I ministri europei ora scuotono la Germania
Di solito Dombrovskis chiude sempre, senza se e senza ma. Oggi non lo fa e comunque c’è tempo fino alla presentazione della manovra il 15 ottobre prossimo.
La vera novità è la Germania. Il caso tedesco tiene banco. Nessuno si sogna di attaccare Scholz frontalmente nelle dichiarazioni pubbliche. Ci mancherebbe, si tratta sempre della Germania, paese guida dell’Unione nei confronti della quale non è mai stata aperta una procedura per surplus alto. Oggi non ci sono avvisaglie di procedura, ma il punto lo sottolineano tutti, proprio nel giorno in cui – tra l’altro – in Germania (come in Olanda e Austria) è massima la rabbia contro Draghi, ‘Draghula’ come lo soprannomina il tabloid Bild.
“Il ciclo economico non è molto buono. Significa che chi ha il debito alto, deve ridurlo. Chi però ha spazi fiscali di manovra, deve spendere”, dice Dombrovskis. Questo è il presidente dell’Eurogruppo Mario Centeno: “Gli Stati con spazio di bilancio lo devono usare per contrastare il rallentamento dell’economia″. E questo è il ministro francese Bruno Le Maire: “La mancanza di crescita è diventata un problema in Europa. Non sto chiedendo alla Germania di spendere di più ma a tutti di fare quello che possono. Molti devono ridurre le loro spese, stare alle regole e fare le riforme. Ma chi ha lo spazio fiscale deve spendere di più. C’è bisogno di parlare di più con la Germania ma le cose si stanno muovendo”.

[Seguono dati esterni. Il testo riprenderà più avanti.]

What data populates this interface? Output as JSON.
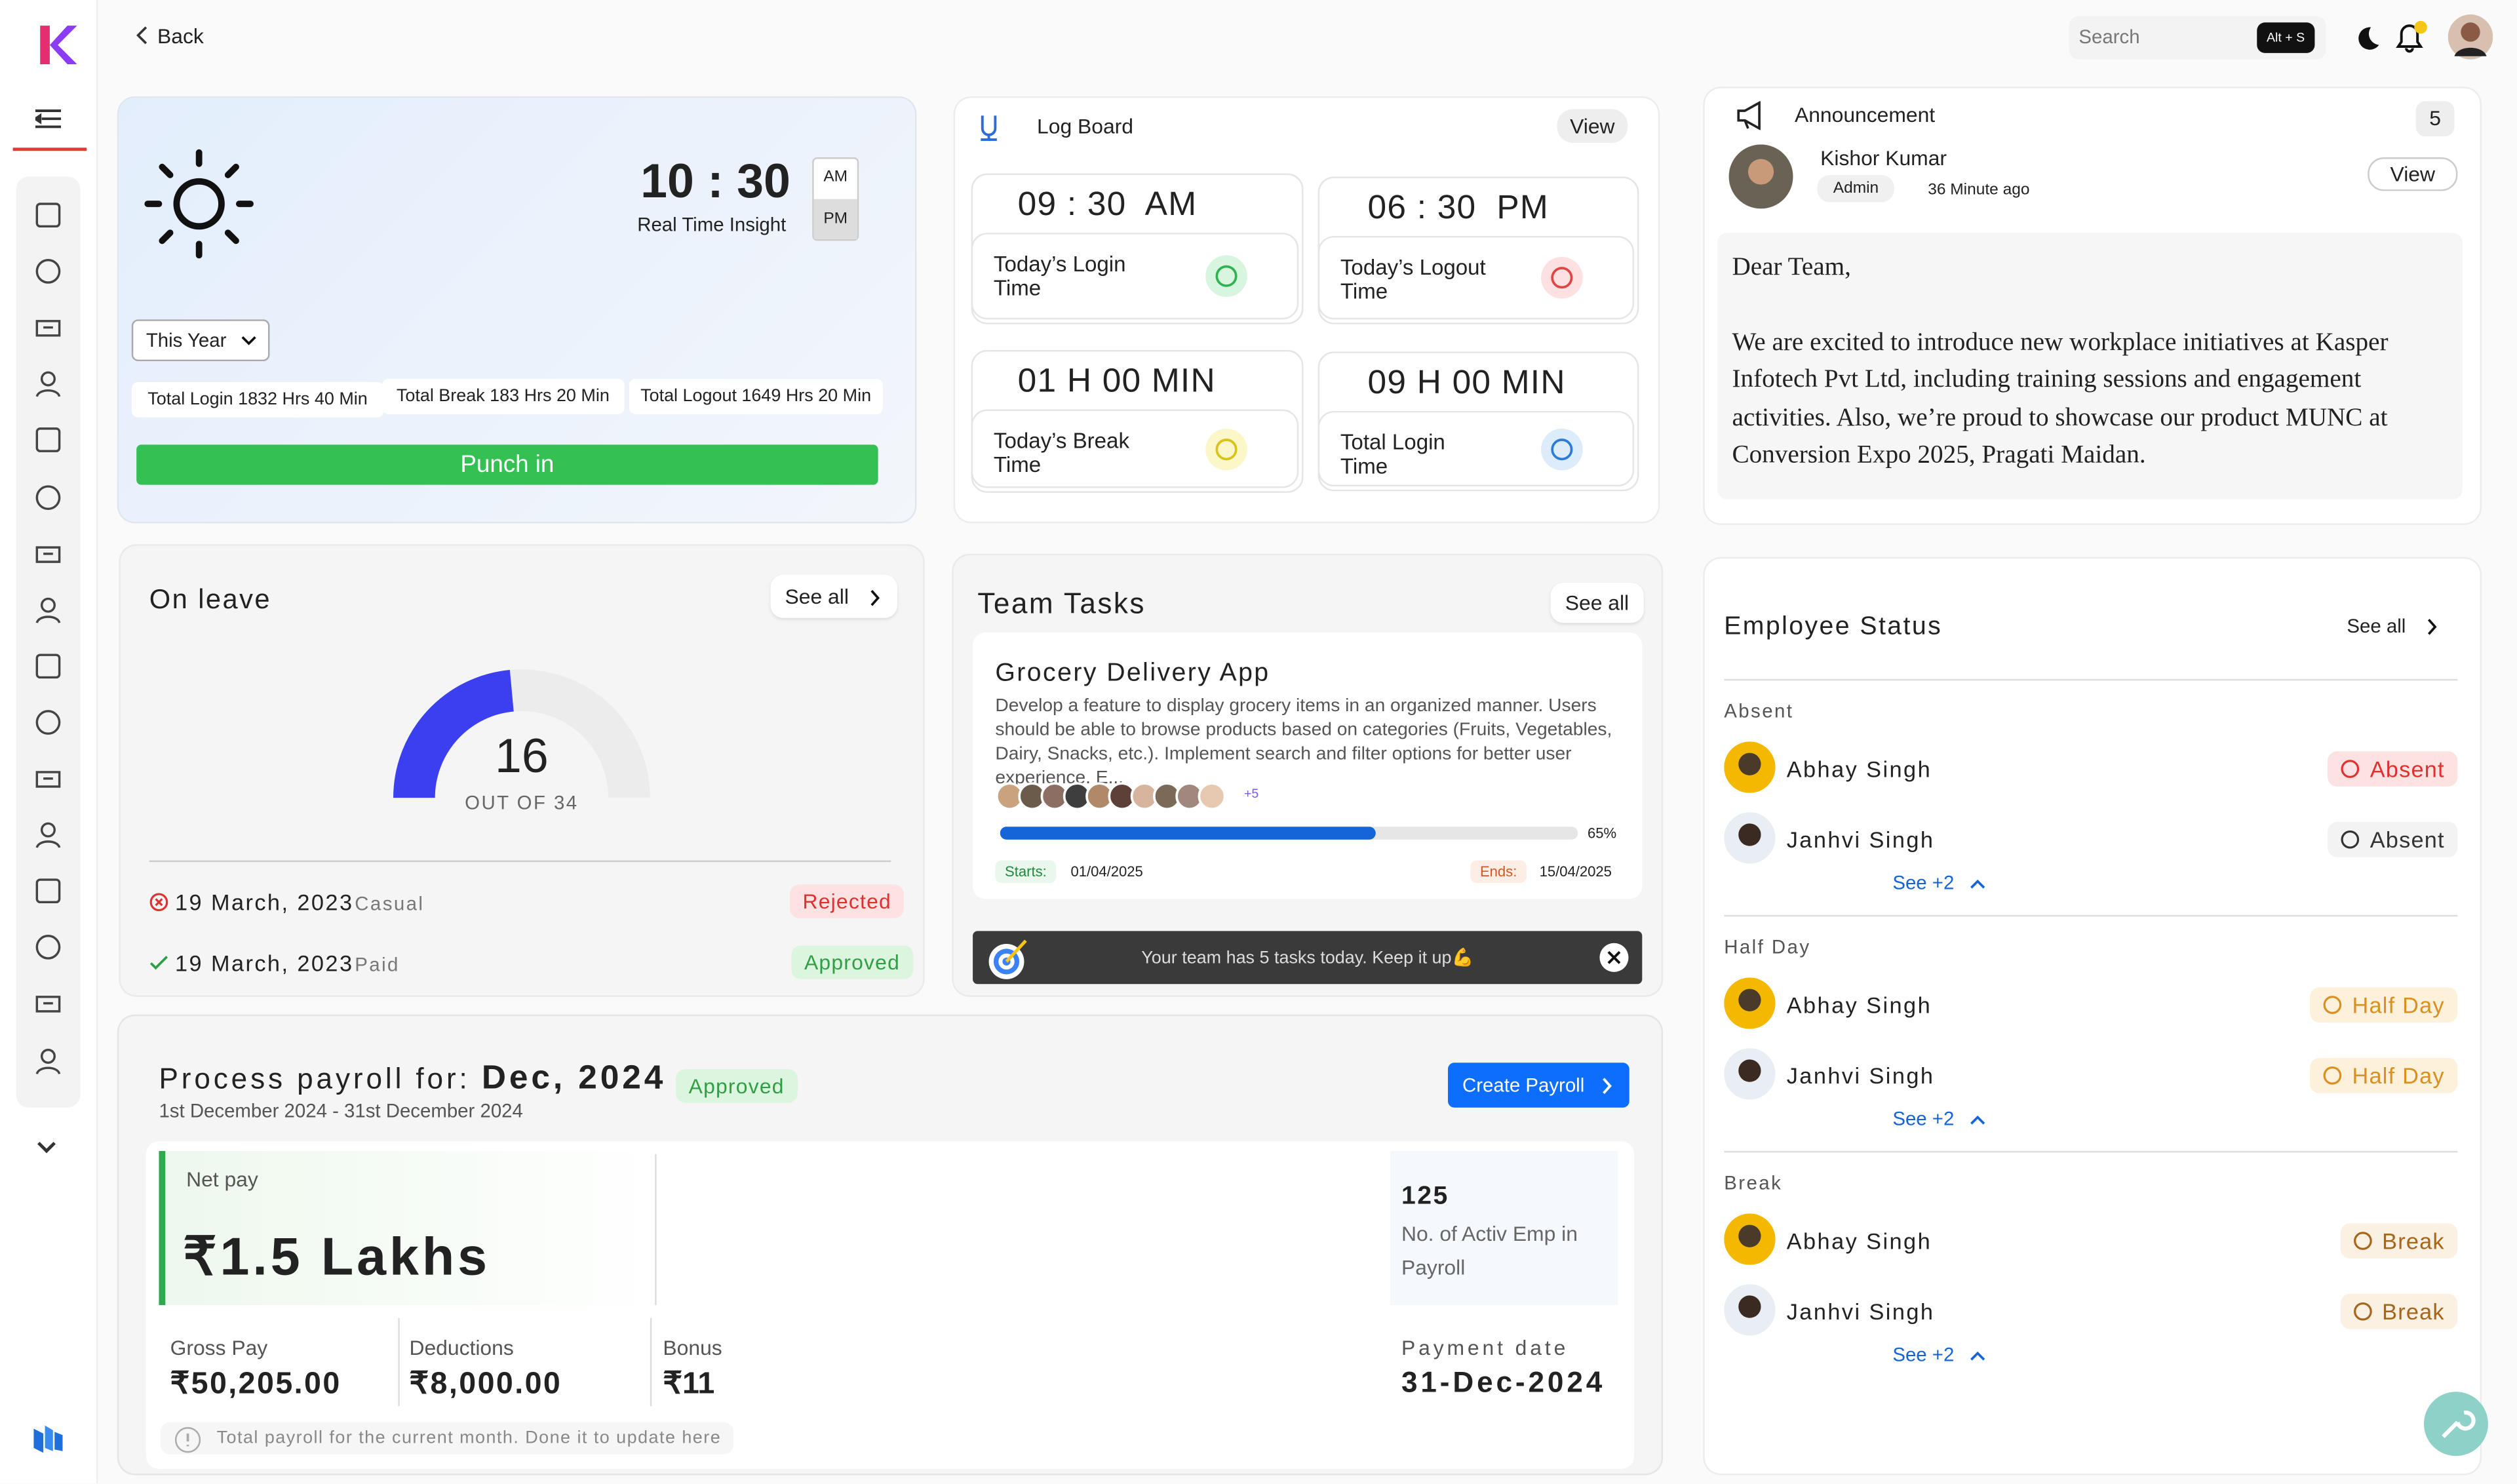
{
  "topbar": {
    "back": "Back",
    "search_placeholder": "Search",
    "shortcut": "Alt + S"
  },
  "clock": {
    "time": "10 : 30",
    "am": "AM",
    "pm": "PM",
    "subtitle": "Real Time Insight",
    "period": "This Year",
    "total_login": "Total Login 1832 Hrs 40 Min",
    "total_break": "Total Break 183 Hrs 20 Min",
    "total_logout": "Total Logout 1649 Hrs 20 Min",
    "punch": "Punch in"
  },
  "log_board": {
    "title": "Log Board",
    "view": "View",
    "tiles": [
      {
        "time": "09 : 30  AM",
        "label": "Today’s Login Time"
      },
      {
        "time": "06 : 30  PM",
        "label": "Today’s Logout Time"
      },
      {
        "time": "01 H 00 MIN",
        "label": "Today’s Break Time"
      },
      {
        "time": "09 H 00 MIN",
        "label": "Total Login Time"
      }
    ]
  },
  "announcement": {
    "title": "Announcement",
    "count": 5,
    "author": "Kishor Kumar",
    "role": "Admin",
    "time": "36 Minute ago",
    "view": "View",
    "greeting": "Dear Team,",
    "body": "We are excited to introduce new workplace initiatives at Kasper Infotech Pvt Ltd, including training sessions and engagement activities. Also, we’re proud to showcase our product MUNC at Conversion Expo 2025, Pragati Maidan."
  },
  "on_leave": {
    "title": "On leave",
    "see_all": "See all",
    "count": 16,
    "out_of": "OUT OF",
    "total": 34,
    "items": [
      {
        "date": "19 March, 2023",
        "type": "Casual",
        "status": "Rejected"
      },
      {
        "date": "19 March, 2023",
        "type": "Paid",
        "status": "Approved"
      }
    ]
  },
  "team_tasks": {
    "title": "Team Tasks",
    "see_all": "See all",
    "task": {
      "name": "Grocery Delivery App",
      "description": "Develop a feature to display grocery items in an organized manner. Users should be able to browse products based on categories (Fruits, Vegetables, Dairy, Snacks, etc.). Implement search and filter options for better user experience. E...",
      "more_assignees": "+5",
      "progress": 65,
      "progress_label": "65%",
      "starts_label": "Starts:",
      "starts": "01/04/2025",
      "ends_label": "Ends:",
      "ends": "15/04/2025"
    },
    "banner": "Your team has 5 tasks today. Keep it up💪"
  },
  "payroll": {
    "title": "Process payroll for:",
    "period": "Dec, 2024",
    "status": "Approved",
    "range": "1st December 2024 - 31st December 2024",
    "create": "Create Payroll",
    "net_pay_label": "Net pay",
    "net_pay": "₹1.5 Lakhs",
    "active_count": 125,
    "active_label": "No. of Activ Emp in Payroll",
    "gross_label": "Gross Pay",
    "gross": "₹50,205.00",
    "deductions_label": "Deductions",
    "deductions": "₹8,000.00",
    "bonus_label": "Bonus",
    "bonus": "₹11",
    "payment_date_label": "Payment date",
    "payment_date": "31-Dec-2024",
    "note": "Total payroll for the current month. Done it to update here"
  },
  "employee_status": {
    "title": "Employee Status",
    "see_all": "See all",
    "groups": [
      {
        "name": "Absent",
        "employees": [
          {
            "name": "Abhay Singh",
            "status": "Absent"
          },
          {
            "name": "Janhvi Singh",
            "status": "Absent"
          }
        ],
        "more": "See +2"
      },
      {
        "name": "Half Day",
        "employees": [
          {
            "name": "Abhay Singh",
            "status": "Half Day"
          },
          {
            "name": "Janhvi Singh",
            "status": "Half Day"
          }
        ],
        "more": "See +2"
      },
      {
        "name": "Break",
        "employees": [
          {
            "name": "Abhay Singh",
            "status": "Break"
          },
          {
            "name": "Janhvi Singh",
            "status": "Break"
          }
        ],
        "more": "See +2"
      }
    ]
  }
}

Con l’economia che ancora non gira, si punta a riequilibrare il peso delle responsabilità. Ecco perché il dito finisce puntato anche su Berlino, per la prima volta. E, certo, al contempo si aspettano al varco i paesi che devono ridurre il debito. Anche perché – e questa è la doccia fredda per l’Italia – si allontana la riforma del patto di stabilità e crescita, chiesta anche dal presidente della Repubblica Sergio Mattarella. Roma non potrà contare su una riforma della regola del 3 per cento nel rapporto tra deficit e pil, per dire. Almeno non per ora. La chiusura arriva proprio dai francesi, che si pensava sostenessero la richiesta italiana. “Sono molto prudente sulla revisione del patto di stabilità e crescita – dice secco Le Maire – meglio parlare di investimenti”.
Per l’Italia resta lo spazio di flessibilità previsto dalle regole. Di questo parlano Dombrovskis e Gualtieri nel loro incontro, il primo di una serie di colloqui che seguiranno passo passo l’elaborazione della manovra economica a Roma.
“La manovra è un ‘work in progress’ – dice il commissario europeo – c’è ancora un mese prima della scadenza, ma Gualtieri mi ha assicurato che lui ha intenzione di muoversi dentro le regole del patto di stabilità e crescita, che prevede una certa flessibilità”. Dunque con un deficit al di sotto del 3 per cento del pil e che, secondo indiscrezioni, potrebbe però arrivare al 2,4 per cento, la soglia che l’anno scorso fu contestata al governo Conte I, quello di Salvini e Di Maio, e che quest’anno invece potrebbe essere concessa al Conte II, l’esecutivo del M5s col Pd. Perchè Dombrovskis non si mostra più tanto falco: “Sulla specifica flessibilità, occorrerà una valutazione approfondita, non si può dire adesso: dipende dalla valutazione sulla fase del ciclo economico in cui si trova l’Italia e questo sarà chiarito quando pubblicheremo le stime macroeconomiche a novembre”.
Il governo ha intenzione di muoversi su investimenti ‘verdi’ per aiutare la crescita, nel solco di quanto prospettato dalla nuova presidente della Commissione Ursula von der Leyen, sottolineano dal Tesoro. A Helsinki intanto Gualtieri aderisce alla cosiddetta ‘coalizione per il clima’, 40 paesi impegnati nella gestione dei cambiamenti climatici con politiche ambientaliste. Ma il quadro della legge di stabilità – che dovrà necessariamente occuparsi di disinnescare le clausole di salvaguardia sull’aumento dell’iva – è ancora tutto da definire.
Il clima però è completamente diverso. L’Italia non è più la ‘brutta bestia’ capace di far saltare il banco. Nel cono d’ombra delle preoccupazioni europee restano l’Irlanda e la Grecia. Ma soprattutto inizia sulla Germania un pressing che potrebbe cambiare radicalmente il corso della storia economica dell’Ue.